LIVRE : L'Homme descend de la voiture de Pierre Patrolin - 2014
Les relations de l'homme contemporain à sa voiture constituent un mythe urbain incontestable ; celles du même avec les armes à feu également. Pierre Patrolin s'attaque aux deux en même temps à travers ce roman minutieux, c'est dire l'ambition. Un gars s'achète une nouvelle voiture. Il trouve aussi un fusil dans la remise familiale. Peu à peu, au gré de ses longues errances au volant de sa bagnole, au fur et à mesure de ses passages de plus en plus rares à son bureau, se dessinent une douce folie, une menace diffuse en direction d'une épouse trop aimante et trop étrangère à ce nouveau monde qu'il découvre en conduisant. Le fusil servira-t-il, façon Dillinger est mort, à le sortir de son envoûtement ? C'est tout le suspense de ce roman, qui peut se lire comme un polar exsangue si l'on veut.

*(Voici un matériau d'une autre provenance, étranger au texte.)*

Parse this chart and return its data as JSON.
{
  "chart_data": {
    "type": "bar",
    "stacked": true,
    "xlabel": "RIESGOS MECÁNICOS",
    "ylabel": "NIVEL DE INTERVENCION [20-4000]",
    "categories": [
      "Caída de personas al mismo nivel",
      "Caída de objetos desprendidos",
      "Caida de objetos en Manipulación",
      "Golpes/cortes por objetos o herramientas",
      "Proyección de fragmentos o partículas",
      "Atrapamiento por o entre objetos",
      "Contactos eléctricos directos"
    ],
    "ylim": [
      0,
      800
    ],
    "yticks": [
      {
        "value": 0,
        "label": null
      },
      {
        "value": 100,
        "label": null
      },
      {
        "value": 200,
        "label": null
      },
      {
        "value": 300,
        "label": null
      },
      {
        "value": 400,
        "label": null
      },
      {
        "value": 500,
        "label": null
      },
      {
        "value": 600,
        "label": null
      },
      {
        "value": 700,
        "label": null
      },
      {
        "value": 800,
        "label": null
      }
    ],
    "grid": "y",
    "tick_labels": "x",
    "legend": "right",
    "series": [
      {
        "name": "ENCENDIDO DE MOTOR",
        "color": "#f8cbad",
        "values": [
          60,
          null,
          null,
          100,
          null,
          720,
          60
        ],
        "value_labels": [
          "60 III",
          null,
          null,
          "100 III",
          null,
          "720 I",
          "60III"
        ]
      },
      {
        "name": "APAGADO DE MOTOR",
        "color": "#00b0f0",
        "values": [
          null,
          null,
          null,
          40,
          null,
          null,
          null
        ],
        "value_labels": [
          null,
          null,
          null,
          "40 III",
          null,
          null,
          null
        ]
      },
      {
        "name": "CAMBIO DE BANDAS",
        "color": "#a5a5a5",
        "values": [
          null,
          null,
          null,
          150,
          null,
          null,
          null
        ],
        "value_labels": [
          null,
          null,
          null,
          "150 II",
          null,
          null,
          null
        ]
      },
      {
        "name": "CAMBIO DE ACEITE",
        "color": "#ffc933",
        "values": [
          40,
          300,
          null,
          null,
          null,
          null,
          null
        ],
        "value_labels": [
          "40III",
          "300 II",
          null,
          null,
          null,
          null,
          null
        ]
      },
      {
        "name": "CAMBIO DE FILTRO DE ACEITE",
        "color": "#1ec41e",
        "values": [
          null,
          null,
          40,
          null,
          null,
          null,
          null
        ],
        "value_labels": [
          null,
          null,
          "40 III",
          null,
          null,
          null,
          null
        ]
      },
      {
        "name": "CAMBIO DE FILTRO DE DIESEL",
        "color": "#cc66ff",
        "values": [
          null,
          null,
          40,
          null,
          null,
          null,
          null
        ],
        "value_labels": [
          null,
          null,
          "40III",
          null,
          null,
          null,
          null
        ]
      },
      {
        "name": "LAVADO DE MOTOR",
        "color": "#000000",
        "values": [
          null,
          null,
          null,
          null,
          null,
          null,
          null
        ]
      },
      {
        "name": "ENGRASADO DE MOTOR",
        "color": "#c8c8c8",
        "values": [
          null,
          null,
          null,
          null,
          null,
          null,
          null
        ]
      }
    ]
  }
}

Très lentement, en prenant tout son temps, Patrolin montre une obsession en train de se créer : il lui suffit de décrire cet homme prenant sa place dans la file des voitures qui défilent le long des rues, complètement absorbé par la normalisation de son statut social, pour laisser deviner l'ambition presque politique du texte. Une attaque sociologique qui se transformerait en essai poétique, en quelque sorte. Surtout, le livre a l'audace de se faire attendre, de ne se conquérir que peu à peu : c'est dans son intégralité qu'il prend tout son sens (surtout grâce à l'intervention tardive d'un sanglier bien symbolique qui vient éclairer tout le roman), et pendant une grande partie on peut être ennuyé par ce vide, ce manque de nerfs même. Le personnage, strictement jamais décrit par ses pensées ou ses sentiments, accomplit une série d'actes dénués de sens, gagné seulement à la longue par cette folie douce qu'induit sa normalisation. Le livre n'est pas aimable, ne cherche pas à séduire, et fait confiance à son lecteur pour le conduire exactement où il veut.
Pourtant, ce n'est presque pas sur les thématiques que le texte est le plus intrépide ; parlons plutôt de l'écriture qui, il faut l'admettre, est impressionnante. Patrolin a du vocabulaire, et utilise une gamme sidérante de nuances dans l'utilisation de ses adjectifs notamment. Décrire les parfums de sa voiture s'avère être un exercice de style assez édifiant, sans cesse renouvelé malgré les répétitions infinies de la trame. L'auteur possède parfaitement les couleurs de la langue française. C'est vrai que ça peut fatiguer à la longue, méfiant qu'on est envers ces auteurs qui ont un dictionnaire des synonymes à portée de main et qui préfèrent la virtuosité à la musicalité de la langue ; au bout d'un moment, j'ai bien eu envie de laisser tomber cette masse de mots subtils et cristallins pour aller me colleter avec un style un peu plus incarné (je sors d'un Dennis Lehane, faut dire). Mais là aussi, il faut s'accrocher : au bout du compte, L'Homme descend de la voiture est un exercice brillant de jeu avec le langage, et c'est finalement tant mieux. Bravo, donc, et (message personnel) merci à Amélie de m'avoir poussé à continuer malgré mes réticences.